Começou a absorver os arredores. A sala de estar tinha um sofá de três lugares, ao lado esquerdo do móvel haviam duas cadeiras de praia que Gilson ajeitara para ele e Gabriel. Na parede oposta ao sofá estava um rack com uma televisão em cima, o aparelho estava ligado e mostrava, no mudo, a programação de domingo. Fotos da família dividiam o espaço com o aparelho e, à esquerda do móvel, a parede era adornada por medalhas e troféus da época em que o irmão jogava pelo time da escola.

— Pode sentar nas cadeiras que elas não mordem — disse Gilson.

Obedeceu e pensou em como começar uma conversa. Nada do que planejara parecia ser o ideal. Alguém fez uma pergunta, e Fernando, absorto em pensamentos, não ouviu direito. Felizmente, Gabriel respondeu por ele:

— Estamos morando no Leopoldina agora.

Iniciou-se um vai e vêm de perguntas e respostas dos dois lados. Com Gabriel agindo quase como um porta-voz e lidando com as primeiras perguntas até Fernando se recompor e juntar-se oficialmente à conversa. Falaram sobre a mais nova ficante de Gilson, brincaram sobre o pintor com medo de altura que Júlia contratou para trabalhar na casa deles, e sobre as obras paradas da prefeitura. Estava gostoso, Fernando ficaria o dia inteiro nesse ritmo, sem tocar no assunto que precisava. O balde de água fria foi jogado por Henrique com uma pergunta que cortou a conversa de todos ao meio:

— Por que veio visitar?

Como se já estivesse esperando essa pergunta, Júlia rebateu:

— Fernando não precisa de motivos para vir visitar.

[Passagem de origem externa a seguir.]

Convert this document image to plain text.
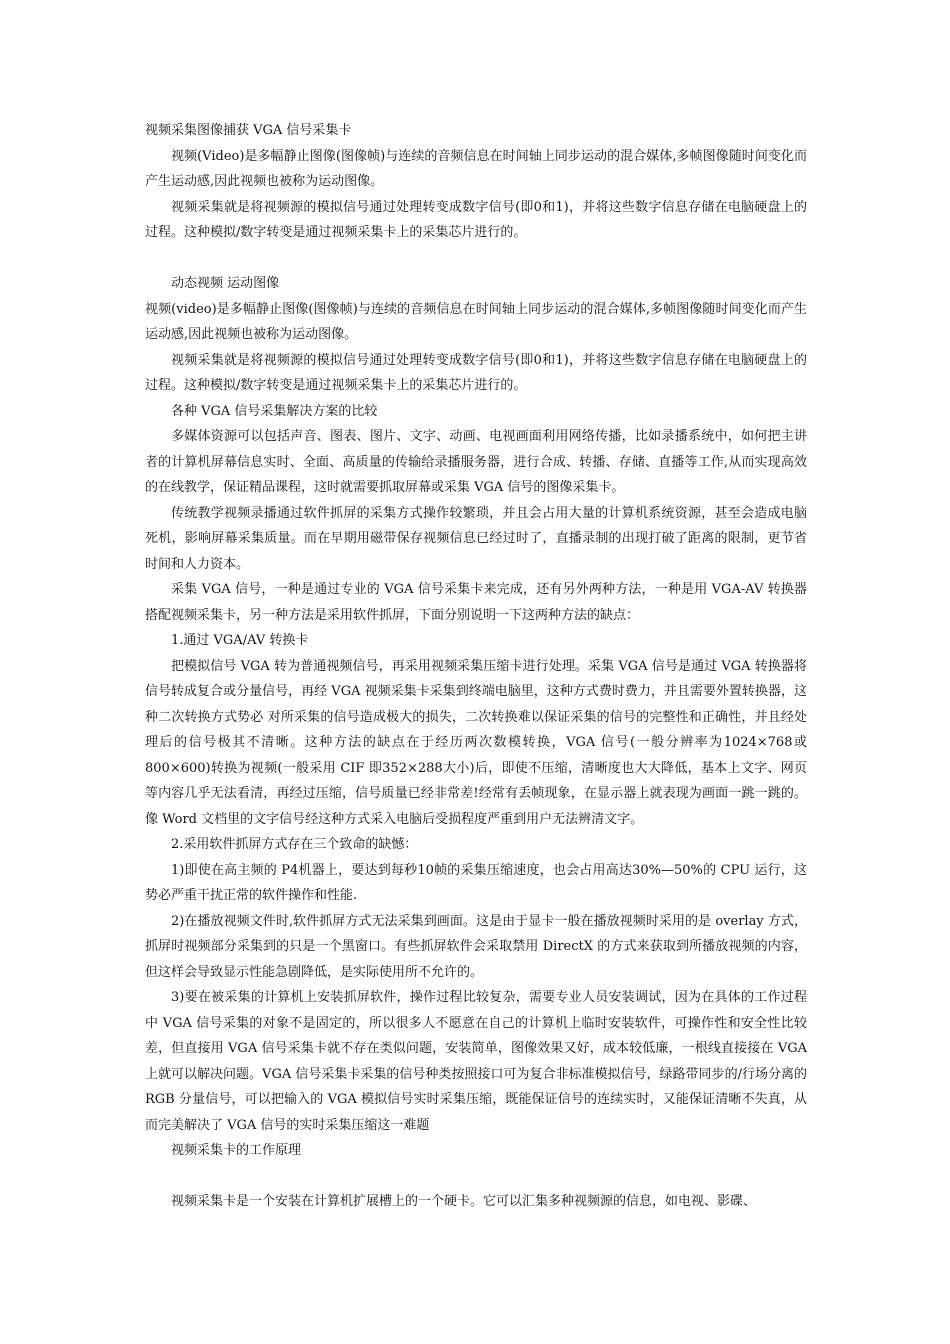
视频采集图像捕获 VGA 信号采集卡

视频(Video)是多幅静止图像(图像帧)与连续的音频信息在时间轴上同步运动的混合媒体,多帧图像随时间变化而产生运动感,因此视频也被称为运动图像。

视频采集就是将视频源的模拟信号通过处理转变成数字信号(即0和1)，并将这些数字信息存储在电脑硬盘上的过程。这种模拟/数字转变是通过视频采集卡上的采集芯片进行的。

动态视频 运动图像

视频(video)是多幅静止图像(图像帧)与连续的音频信息在时间轴上同步运动的混合媒体,多帧图像随时间变化而产生运动感,因此视频也被称为运动图像。

视频采集就是将视频源的模拟信号通过处理转变成数字信号(即0和1)，并将这些数字信息存储在电脑硬盘上的过程。这种模拟/数字转变是通过视频采集卡上的采集芯片进行的。

各种 VGA 信号采集解决方案的比较

多媒体资源可以包括声音、图表、图片、文字、动画、电视画面利用网络传播，比如录播系统中，如何把主讲者的计算机屏幕信息实时、全面、高质量的传输给录播服务器，进行合成、转播、存储、直播等工作,从而实现高效的在线教学，保证精品课程，这时就需要抓取屏幕或采集 VGA 信号的图像采集卡。

传统教学视频录播通过软件抓屏的采集方式操作较繁琐，并且会占用大量的计算机系统资源，甚至会造成电脑死机，影响屏幕采集质量。而在早期用磁带保存视频信息已经过时了，直播录制的出现打破了距离的限制，更节省时间和人力资本。

采集 VGA 信号，一种是通过专业的 VGA 信号采集卡来完成，还有另外两种方法，一种是用 VGA-AV 转换器搭配视频采集卡，另一种方法是采用软件抓屏，下面分别说明一下这两种方法的缺点：

1.通过 VGA/AV 转换卡

把模拟信号 VGA 转为普通视频信号，再采用视频采集压缩卡进行处理。采集 VGA 信号是通过 VGA 转换器将信号转成复合或分量信号，再经 VGA 视频采集卡采集到终端电脑里，这种方式费时费力，并且需要外置转换器，这种二次转换方式势必 对所采集的信号造成极大的损失，二次转换难以保证采集的信号的完整性和正确性，并且经处理后的信号极其不清晰。这种方法的缺点在于经历两次数模转换，VGA 信号(一般分辨率为1024×768或800×600)转换为视频(一般采用 CIF 即352×288大小)后，即使不压缩，清晰度也大大降低，基本上文字、网页等内容几乎无法看清，再经过压缩，信号质量已经非常差!经常有丢帧现象，在显示器上就表现为画面一跳一跳的。像 Word 文档里的文字信号经这种方式采入电脑后受损程度严重到用户无法辨清文字。

2.采用软件抓屏方式存在三个致命的缺憾：

1)即使在高主频的 P4机器上，要达到每秒10帧的采集压缩速度，也会占用高达30%—50%的 CPU 运行，这势必严重干扰正常的软件操作和性能.

2)在播放视频文件时,软件抓屏方式无法采集到画面。这是由于显卡一般在播放视频时采用的是 overlay 方式，抓屏时视频部分采集到的只是一个黑窗口。有些抓屏软件会采取禁用 DirectX 的方式来获取到所播放视频的内容，但这样会导致显示性能急剧降低，是实际使用所不允许的。

3)要在被采集的计算机上安装抓屏软件，操作过程比较复杂，需要专业人员安装调试，因为在具体的工作过程中 VGA 信号采集的对象不是固定的，所以很多人不愿意在自己的计算机上临时安装软件，可操作性和安全性比较差，但直接用 VGA 信号采集卡就不存在类似问题，安装简单，图像效果又好，成本较低廉，一根线直接接在 VGA 上就可以解决问题。VGA 信号采集卡采集的信号种类按照接口可为复合非标准模拟信号，绿路带同步的/行场分离的 RGB 分量信号，可以把输入的 VGA 模拟信号实时采集压缩，既能保证信号的连续实时，又能保证清晰不失真，从而完美解决了 VGA 信号的实时采集压缩这一难题

视频采集卡的工作原理

视频采集卡是一个安装在计算机扩展槽上的一个硬卡。它可以汇集多种视频源的信息，如电视、影碟、
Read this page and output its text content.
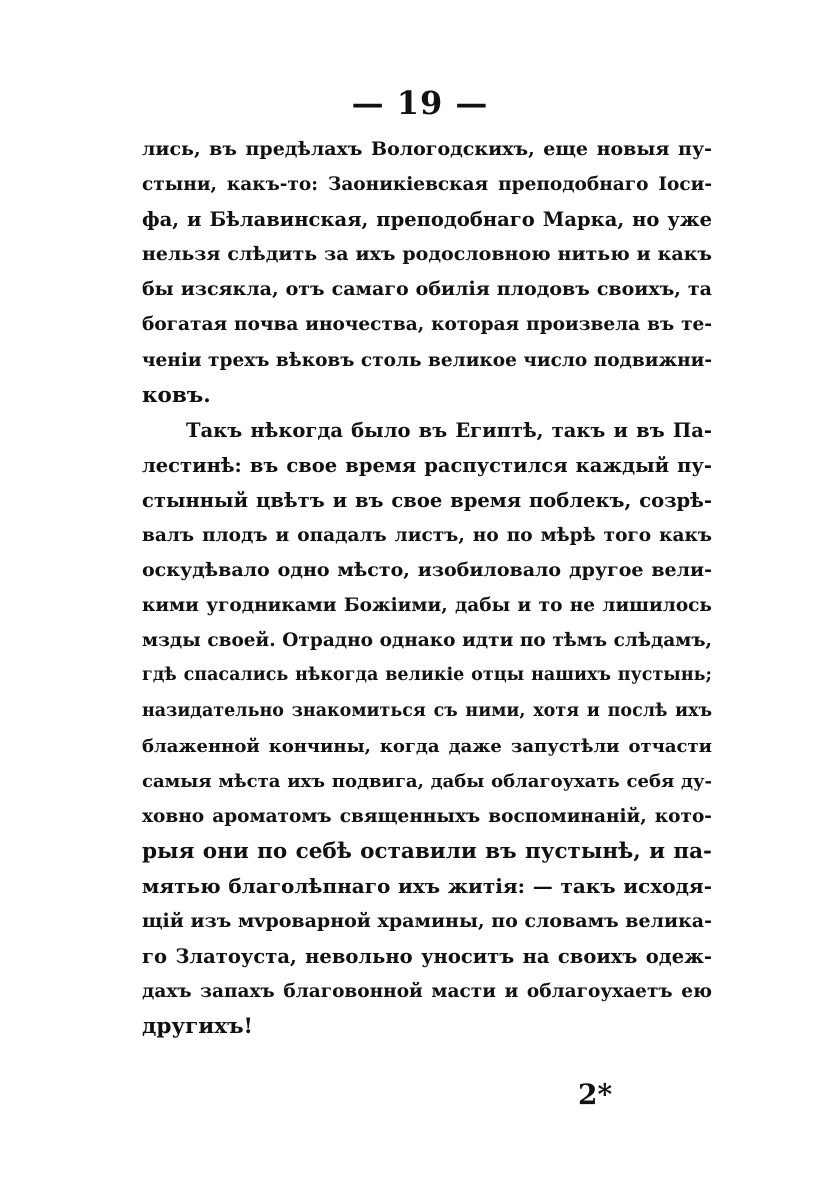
— 19 —
лись, въ предѣлахъ Вологодскихъ, еще новыя пу-
стыни, какъ-то: Заоникіевская преподобнаго Іоси-
фа, и Бѣлавинская, преподобнаго Марка, но уже
нельзя слѣдить за ихъ родословною нитью и какъ
бы изсякла, отъ самаго обилія плодовъ своихъ, та
богатая почва иночества, которая произвела въ те-
ченіи трехъ вѣковъ столь великое число подвижни-
ковъ.
Такъ нѣкогда было въ Египтѣ, такъ и въ Па-
лестинѣ: въ свое время распустился каждый пу-
стынный цвѣтъ и въ свое время поблекъ, созрѣ-
валъ плодъ и опадалъ листъ, но по мѣрѣ того какъ
оскудѣвало одно мѣсто, изобиловало другое вели-
кими угодниками Божіими, дабы и то не лишилось
мзды своей. Отрадно однако идти по тѣмъ слѣдамъ,
гдѣ спасались нѣкогда великіе отцы нашихъ пустынь;
назидательно знакомиться съ ними, хотя и послѣ ихъ
блаженной кончины, когда даже запустѣли отчасти
самыя мѣста ихъ подвига, дабы облагоухать себя ду-
ховно ароматомъ священныхъ воспоминаній, кото-
рыя они по себѣ оставили въ пустынѣ, и па-
мятью благолѣпнаго ихъ житія: — такъ исходя-
щій изъ мvроварной храмины, по словамъ велика-
го Златоуста, невольно уноситъ на своихъ одеж-
дахъ запахъ благовонной масти и облагоухаетъ ею
другихъ!
2*
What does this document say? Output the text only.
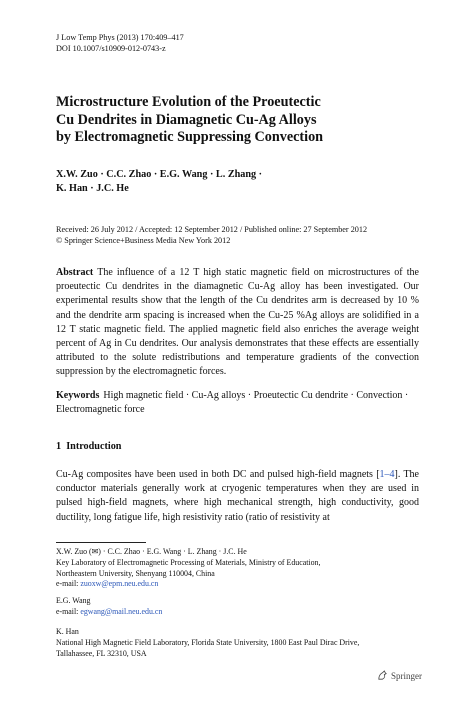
J Low Temp Phys (2013) 170:409–417
DOI 10.1007/s10909-012-0743-z
Microstructure Evolution of the Proeutectic
Cu Dendrites in Diamagnetic Cu-Ag Alloys
by Electromagnetic Suppressing Convection
X.W. Zuo · C.C. Zhao · E.G. Wang · L. Zhang ·
K. Han · J.C. He
Received: 26 July 2012 / Accepted: 12 September 2012 / Published online: 27 September 2012
© Springer Science+Business Media New York 2012
Abstract The influence of a 12 T high static magnetic field on microstructures of the proeutectic Cu dendrites in the diamagnetic Cu-Ag alloy has been investigated. Our experimental results show that the length of the Cu dendrites arm is decreased by 10 % and the dendrite arm spacing is increased when the Cu-25 %Ag alloys are solidified in a 12 T static magnetic field. The applied magnetic field also enriches the average weight percent of Ag in Cu dendrites. Our analysis demonstrates that these effects are essentially attributed to the solute redistributions and temperature gradients of the convection suppression by the electromagnetic forces.
Keywords High magnetic field · Cu-Ag alloys · Proeutectic Cu dendrite · Convection · Electromagnetic force
1 Introduction
Cu-Ag composites have been used in both DC and pulsed high-field magnets [1–4]. The conductor materials generally work at cryogenic temperatures when they are used in pulsed high-field magnets, where high mechanical strength, high conductivity, good ductility, long fatigue life, high resistivity ratio (ratio of resistivity at
X.W. Zuo (✉) · C.C. Zhao · E.G. Wang · L. Zhang · J.C. He
Key Laboratory of Electromagnetic Processing of Materials, Ministry of Education,
Northeastern University, Shenyang 110004, China
e-mail: zuoxw@epm.neu.edu.cn
E.G. Wang
e-mail: egwang@mail.neu.edu.cn
K. Han
National High Magnetic Field Laboratory, Florida State University, 1800 East Paul Dirac Drive,
Tallahassee, FL 32310, USA
Springer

— Precisa, sim! — Henrique fitou a mãe e depois Fernando, os olhos dele dilaceravam a atmosfera agradável e penetravam fundo, escavando qualquer intenção que encontrassem. — Ninguém volta a falar com a família depois de três anos se escondendo.

— Eu andei sonhando com o pai — disse Fernando. Era uma mentira, mas muito mais crível que a realidade. — Achei melhor deixar algumas coisas de lado e ver vocês.

— Só isso? — Henrique ainda mantinha a cara fechada.

— Sim. — Não, não era só isso, mas o verdadeiro motivo não podia ser revelado. — Por isso… — Olhou para todos na sala — peço desculpas por tudo que fiz.

— Essas desculpas aí estão alguns anos atrasadas — disse Henrique, com indignação na voz.

— Para, Henrique! — interveio Gilson. — Depois que o Fê saiu de casa tu incomodava o pai todo dia para voltar a falar com o guri.

— Aquilo foi diferente — respondeu o mais velho.

— Como que foi diferente? O Fê queria ir para a faculdade, o pai queria que ele só herdasse a padaria e fez tanta birra com isso que praticamente mandou o filho embora da casa.

— Mas agora quem deveria ouvir essas desculpas é o pai! — disse Henrique, a voz não ficava mais alta, mas, de alguma maneira, tomava corpo e dominava a sala. Nesse sentido, era muito parecida com Cleber.

— Considerando que a morte dele é a causa de tudo, eu acho que não vai ter como ele ouvir desculpas.

— Chega! — Júlia se meteu na discussão. — Não importa quem começou ou quem tem que aceitar as desculpas. Fê veio até aqui e é errado enxotar ele. — A mãe olhou para o caçula. — Fico feliz que esteja aqui, para mim isso já basta.

A partir dali, o clima amenizou. Conversaram o resto da manhã, assistiram um pouco de televisão e depois comeram o suflê de chuchu que Júlia preparou. Tinha muito cara de velhos tempos, mas Cleber não estava lá para preencher o buraco na família.

Após o almoço e um rápido café para energizar, Fernando e Gabriel se despediram e voltaram para casa.

— Tu não falou da padaria — comentou Gabriel, logo que chegaram.

— Melhor não jogar essa bomba agora, ia só dificultar. — Fernando suspirou.

Gabriel sorriu e deu um tapinha amigável nas costas do namorado.

— Tudo bem, fico feliz de já termos feito algo diferente. E mais feliz ainda por tu ter feito isso.